My heart hardening again, I prepared my escape. “I will not stay, madam, as the hour is so late, but I will come tomorrow and help you dress.”
“Please, please do— Oh, I never asked your name, or gave you mine! I’m such a fool. How ever will I survive in the great palace?” Tears trembled again in her huge eyes.
“The error was all mine,” I assured her. “I knew your name only too well and failed to offer my own. They call me Tudert,” I said, giving her my mother’s name. “And I bid you good-night.”
My earliest memories are of crawling on the bright carpets in Tudert’s tent with all her jewellery strewn around me, or upon me. Silver amulets and Agadez crosses around my neck, long earrings looped over my ears, too-big bangles pushed up to my armpits. “These are camels,” I would tell her proudly, indicating a line of hairpins and brooches, “and these are goats”—polished beads gathered beside pieces of amber and cowrie shells traded with the travelling smith. I thought she was the richest woman in the world: certainly, she was rich in smiles and kisses, which she poured down upon me, especially when I proved my usefulness to her.
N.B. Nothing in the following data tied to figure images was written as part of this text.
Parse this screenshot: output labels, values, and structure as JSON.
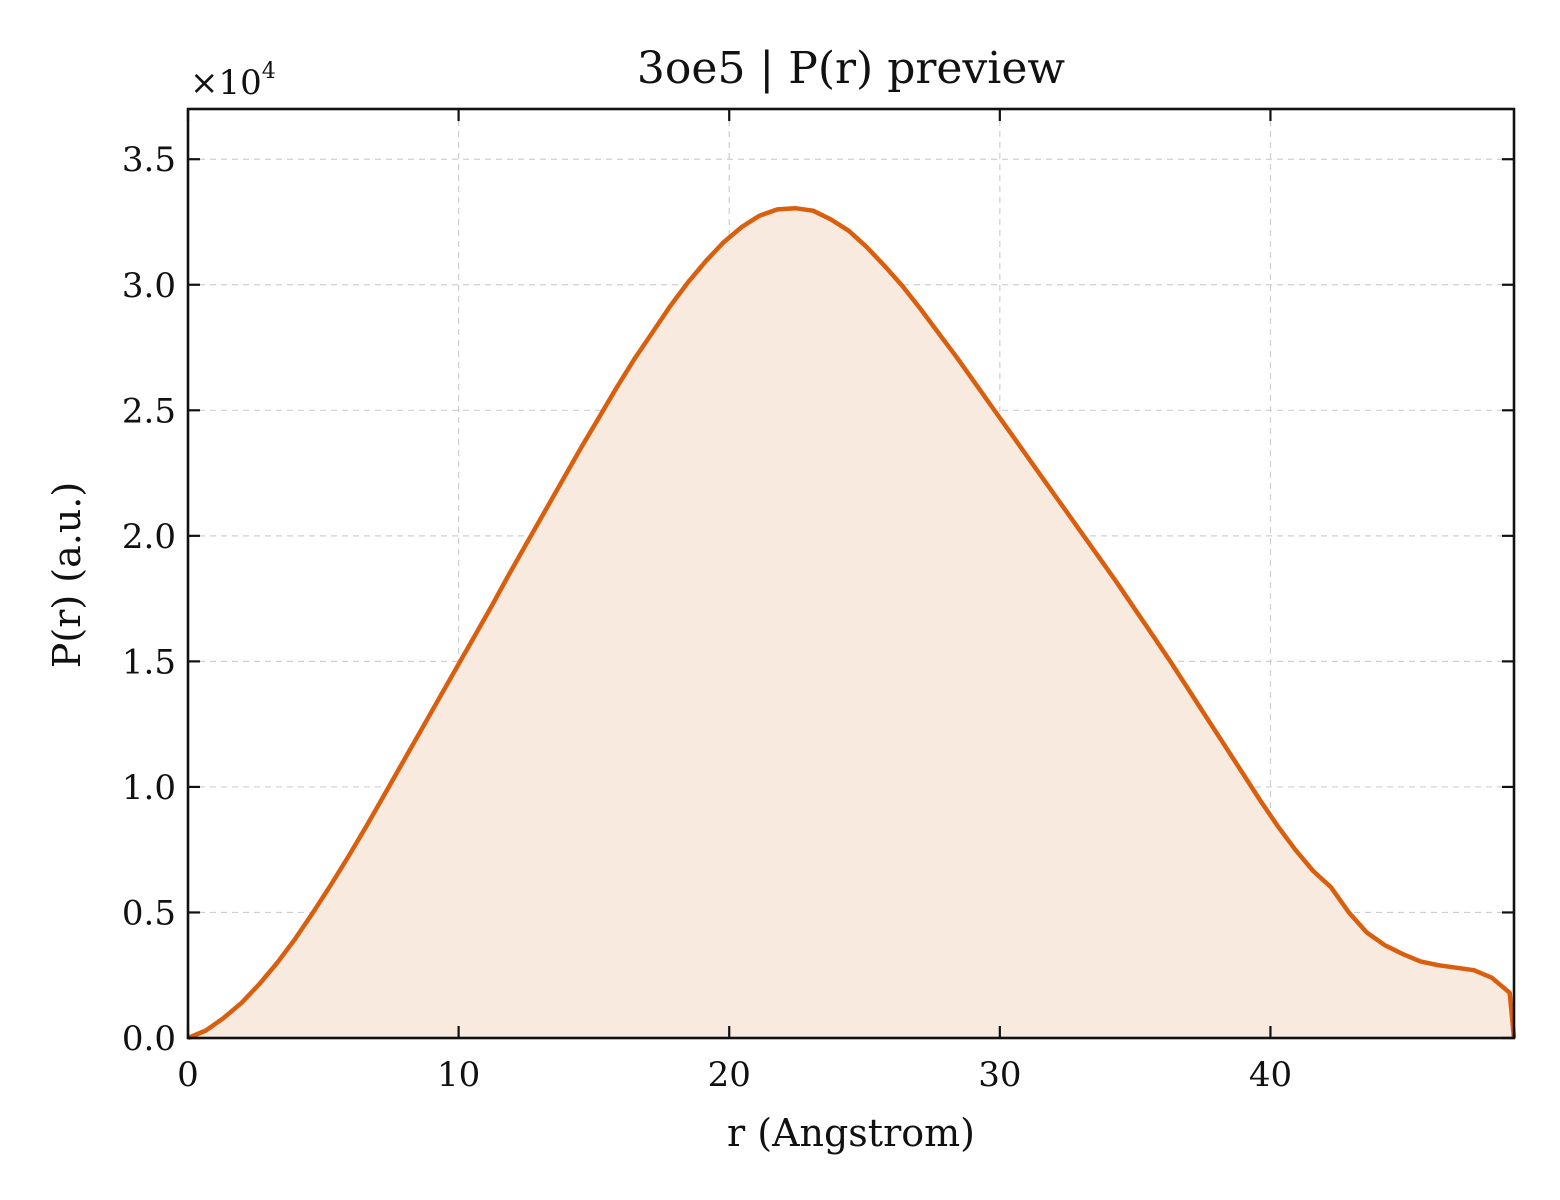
{
  "chart_data": {
    "type": "area",
    "title": "3oe5 | P(r) preview",
    "xlabel": "r (Angstrom)",
    "ylabel": "P(r) (a.u.)",
    "y_multiplier_text": "×10",
    "y_multiplier_exp": "4",
    "xlim": [
      0,
      49
    ],
    "ylim": [
      0,
      3.7
    ],
    "x_ticks": [
      0,
      10,
      20,
      30,
      40
    ],
    "x_tick_labels": [
      "0",
      "10",
      "20",
      "30",
      "40"
    ],
    "y_ticks": [
      0,
      0.5,
      1.0,
      1.5,
      2.0,
      2.5,
      3.0,
      3.5
    ],
    "y_tick_labels": [
      "0.0",
      "0.5",
      "1.0",
      "1.5",
      "2.0",
      "2.5",
      "3.0",
      "3.5"
    ],
    "grid": true,
    "line_color": "#d95f0e",
    "fill_color": "#f9eadf",
    "series": [
      {
        "x": [
          0,
          0.66,
          1.32,
          1.98,
          2.64,
          3.3,
          3.96,
          4.62,
          5.28,
          5.94,
          6.6,
          7.26,
          7.92,
          8.58,
          9.24,
          9.9,
          10.56,
          11.22,
          11.88,
          12.54,
          13.2,
          13.86,
          14.52,
          15.18,
          15.84,
          16.5,
          17.16,
          17.82,
          18.48,
          19.14,
          19.8,
          20.46,
          21.12,
          21.78,
          22.44,
          23.1,
          23.76,
          24.42,
          25.08,
          25.74,
          26.4,
          27.06,
          27.72,
          28.38,
          29.04,
          29.7,
          30.36,
          31.02,
          31.68,
          32.34,
          33.0,
          33.66,
          34.32,
          34.98,
          35.64,
          36.3,
          36.96,
          37.62,
          38.28,
          38.94,
          39.6,
          40.26,
          40.92,
          41.58,
          42.24,
          42.9,
          43.56,
          44.22,
          44.88,
          45.54,
          46.2,
          46.86,
          47.52,
          48.18,
          48.84,
          49.0
        ],
        "y": [
          0,
          0.03,
          0.08,
          0.14,
          0.215,
          0.3,
          0.395,
          0.5,
          0.61,
          0.725,
          0.845,
          0.97,
          1.095,
          1.22,
          1.345,
          1.47,
          1.595,
          1.72,
          1.85,
          1.975,
          2.1,
          2.225,
          2.35,
          2.47,
          2.59,
          2.705,
          2.81,
          2.915,
          3.01,
          3.095,
          3.17,
          3.23,
          3.275,
          3.3,
          3.305,
          3.295,
          3.26,
          3.215,
          3.15,
          3.075,
          2.995,
          2.905,
          2.81,
          2.715,
          2.615,
          2.515,
          2.415,
          2.315,
          2.215,
          2.115,
          2.015,
          1.915,
          1.815,
          1.71,
          1.605,
          1.5,
          1.39,
          1.28,
          1.17,
          1.06,
          0.95,
          0.845,
          0.75,
          0.665,
          0.6,
          0.5,
          0.42,
          0.37,
          0.335,
          0.305,
          0.29,
          0.28,
          0.27,
          0.24,
          0.18,
          0.0
        ]
      }
    ]
  }
}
She would send me out to spy at the campfires, to listen at tents in the night. No one paid much attention to a skinny child bringing camel dung for the fire, or fetching water for the pot. No one questioned a child peeing behind a thorn bush while the men made their plans, or tracing patterns in the dirt with stones where the women were gossiping. I would commit to memory all I heard, then report back to her in gabbled whispers, and she would sort the grain from the chaff and stow the information away for
future use. A day or two later she would prepare ointments and potions precisely formulated to address the problems she had learned of. “I’ve just discovered the perfect liniment for a strained back,” she would declare, after hearing that Moussa had twisted it chasing off a jackal. Or knowing that Suleiman could not keep up with his new wife: “I hear that a poultice of crushed beetle shells can do wonders for restoring one’s manhood.” Sometimes her remedies worked because they had an effect on the body, but mostly they worked because of a magic effect on people’s minds. It did not much matter, so long as clients paid up and came back for more.
Occasionally, her work took a darker turn. I remember a weeping woman who covered her face in a manner unusual among our people, whisking aside her veil to show my mother the ugly cuts and bruises inflicted on her by a man who had taken her against her will. I was sent out to dig up some roots. “Wait till the moon shows the whole of its face over the oasis palms,” my mother told me. “Then dig in the space between the red rocks there, the ones marked with three scratches.” I knew exactly where she meant. “Don’t touch the plant with your bare hands but shovel it straight into this bag.” I did exactly as I was told and she took the roots and spent the night boiling them inside the tent, fanning the acrid fumes away through a hole in the hide roof. Then she dipped a piece of fabric in the liquid and, using a pair of sticks, wrung out the cloth and left it to dry. The next morning the woman came back and took the dried fabric away. It looked to me like a man’s turban cloth—tagelmust—but I might have been mistaken. And again my mother warned, “Be careful not to touch it with your bare skin.” The woman appeared scared. Then she removed a jewelled pin from her robe and offered it to my mother, who closed the woman’s fingers over it. “I’ll accept no payment for this.”